Limit accounting: Each individual value (within a chunk or the buffer) counts toward the query limit, not each chunk blob as a whole. If a query has limit: 100 and a chunk contains 1024 entries with 500 overlapping the range, all 500 entries count toward the limit.

DenseAppendOnlyFixedSizeTree Proofs

A dense tree proof demonstrates that specific positions hold specific values, authenticated against the tree's root hash (which flows as the Merk child hash).
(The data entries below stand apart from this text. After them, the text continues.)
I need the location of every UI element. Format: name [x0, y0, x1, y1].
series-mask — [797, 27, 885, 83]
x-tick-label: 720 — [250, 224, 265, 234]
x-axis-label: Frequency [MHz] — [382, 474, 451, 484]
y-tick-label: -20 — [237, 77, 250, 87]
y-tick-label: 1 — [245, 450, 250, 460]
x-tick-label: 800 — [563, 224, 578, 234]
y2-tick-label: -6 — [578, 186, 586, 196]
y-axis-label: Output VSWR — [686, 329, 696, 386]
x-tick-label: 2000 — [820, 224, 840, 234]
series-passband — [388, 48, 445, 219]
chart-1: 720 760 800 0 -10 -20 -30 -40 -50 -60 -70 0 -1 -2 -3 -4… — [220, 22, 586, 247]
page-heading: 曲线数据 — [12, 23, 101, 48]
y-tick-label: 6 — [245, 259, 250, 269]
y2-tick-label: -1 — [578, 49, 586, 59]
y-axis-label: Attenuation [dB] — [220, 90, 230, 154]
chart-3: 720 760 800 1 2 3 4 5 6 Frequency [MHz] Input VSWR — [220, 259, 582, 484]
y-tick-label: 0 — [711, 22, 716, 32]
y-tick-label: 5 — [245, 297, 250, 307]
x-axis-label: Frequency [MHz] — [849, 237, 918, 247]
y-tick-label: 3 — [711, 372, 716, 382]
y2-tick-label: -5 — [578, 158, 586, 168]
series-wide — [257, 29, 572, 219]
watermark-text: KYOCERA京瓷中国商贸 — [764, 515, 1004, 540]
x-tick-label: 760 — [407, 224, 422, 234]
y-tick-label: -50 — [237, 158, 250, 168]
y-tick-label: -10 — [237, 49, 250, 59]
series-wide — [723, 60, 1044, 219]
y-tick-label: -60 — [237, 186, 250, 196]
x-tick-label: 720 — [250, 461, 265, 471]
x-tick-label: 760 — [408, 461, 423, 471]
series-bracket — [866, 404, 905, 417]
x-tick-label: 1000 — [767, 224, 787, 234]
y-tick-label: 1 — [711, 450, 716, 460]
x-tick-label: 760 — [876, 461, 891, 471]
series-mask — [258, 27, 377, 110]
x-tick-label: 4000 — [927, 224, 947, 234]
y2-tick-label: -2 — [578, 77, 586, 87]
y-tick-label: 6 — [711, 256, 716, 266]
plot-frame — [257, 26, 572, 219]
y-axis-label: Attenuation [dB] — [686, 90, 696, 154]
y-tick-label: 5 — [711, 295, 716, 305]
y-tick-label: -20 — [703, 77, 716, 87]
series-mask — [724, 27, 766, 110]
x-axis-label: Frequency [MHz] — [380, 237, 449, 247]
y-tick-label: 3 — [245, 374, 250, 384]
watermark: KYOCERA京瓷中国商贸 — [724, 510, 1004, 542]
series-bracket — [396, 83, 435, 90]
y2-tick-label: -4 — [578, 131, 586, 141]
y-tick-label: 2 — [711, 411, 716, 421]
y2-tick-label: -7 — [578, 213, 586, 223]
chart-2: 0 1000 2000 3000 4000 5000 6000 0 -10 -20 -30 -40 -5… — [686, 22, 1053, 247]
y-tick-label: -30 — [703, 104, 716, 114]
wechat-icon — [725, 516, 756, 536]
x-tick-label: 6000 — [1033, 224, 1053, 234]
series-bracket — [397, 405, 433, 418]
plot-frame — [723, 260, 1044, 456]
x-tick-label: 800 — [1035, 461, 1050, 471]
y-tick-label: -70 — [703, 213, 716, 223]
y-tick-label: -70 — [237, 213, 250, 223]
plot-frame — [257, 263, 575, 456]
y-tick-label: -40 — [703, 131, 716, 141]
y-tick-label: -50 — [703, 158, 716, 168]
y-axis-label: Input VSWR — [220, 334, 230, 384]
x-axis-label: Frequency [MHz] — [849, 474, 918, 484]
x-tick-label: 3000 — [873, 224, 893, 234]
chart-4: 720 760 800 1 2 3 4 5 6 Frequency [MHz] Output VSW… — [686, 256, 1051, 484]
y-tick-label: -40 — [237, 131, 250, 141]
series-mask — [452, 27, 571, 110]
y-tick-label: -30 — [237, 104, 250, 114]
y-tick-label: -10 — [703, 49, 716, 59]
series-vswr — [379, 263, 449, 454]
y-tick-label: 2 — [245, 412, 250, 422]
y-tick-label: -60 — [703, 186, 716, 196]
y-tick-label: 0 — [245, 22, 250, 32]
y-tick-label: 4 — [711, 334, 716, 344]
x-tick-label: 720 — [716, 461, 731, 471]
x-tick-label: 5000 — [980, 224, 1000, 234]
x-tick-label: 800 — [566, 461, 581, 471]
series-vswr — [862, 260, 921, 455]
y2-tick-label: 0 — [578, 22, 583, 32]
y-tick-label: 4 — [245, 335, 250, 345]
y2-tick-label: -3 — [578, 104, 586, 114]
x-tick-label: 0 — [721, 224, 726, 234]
All nodes use blake3(H(value) || H(left) || H(right)), so ancestor nodes on the auth path only need their 32-byte value hash — not the full value.

#![allow(unused)]
fn main() {
pub struct DenseTreeProof {
    pub entries: Vec<(u16, Vec<u8>)>,            // proved (position, value)
    pub node_value_hashes: Vec<(u16, [u8; 32])>, // ancestor value hashes on auth path
    pub node_hashes: Vec<(u16, [u8; 32])>,       // precomputed sibling subtree hashes
}
}

height and count come from the parent Element (authenticated by the Merk hierarchy), not the proof.

graph TD
    subgraph parent_merk["Parent Merk (V0 layer)"]
        elem["&quot;my_dense&quot;<br/><b>KVValueHash</b><br/>element bytes contain root_hash"]
    end

    subgraph dense_proof["Dense Tree Proof (V1 layer)"]
        root["Position 0<br/>node_value_hashes<br/>H(value[0])"]
        node1["Position 1<br/>node_value_hashes<br/>H(value[1])"]
        hash2["Position 2<br/>node_hashes<br/>H(subtree)"]
        hash3["Position 3<br/>node_hashes<br/>H(node)"]
        leaf4["Position 4<br/><b>entries</b><br/>value[4] (proved)"]
        root --> node1
        root --> hash2
        node1 --> hash3
        node1 --> leaf4
    end

    elem -->|"root_hash must match<br/>recomputed H(0)"| dense_proof

    style parent_merk fill:#d4e6f1,stroke:#2980b9,stroke-width:2px
    style dense_proof fill:#fef9e7,stroke:#f39c12,stroke-width:2px
    style leaf4 fill:#d5f5e3,stroke:#27ae60,stroke-width:2px

Verification is a pure function requiring no storage:

  1. Build lookup maps from entries, node_value_hashes, and node_hashes
  2. Recursively recompute the root hash from position 0:
    • Position has precomputed hash in node_hashes → use it directly
    • Position with value in entriesblake3(blake3(value) || H(left) || H(right))
    • Position with hash in node_value_hashesblake3(hash || H(left) || H(right))
    • Position >= count or >= capacity[0u8; 32]
  3. Compare computed root with expected root hash from parent element
  4. Return proved entries on success

Multi-position proofs merge overlapping auth paths: shared ancestors and their values appear only once, making them more compact than independent proofs.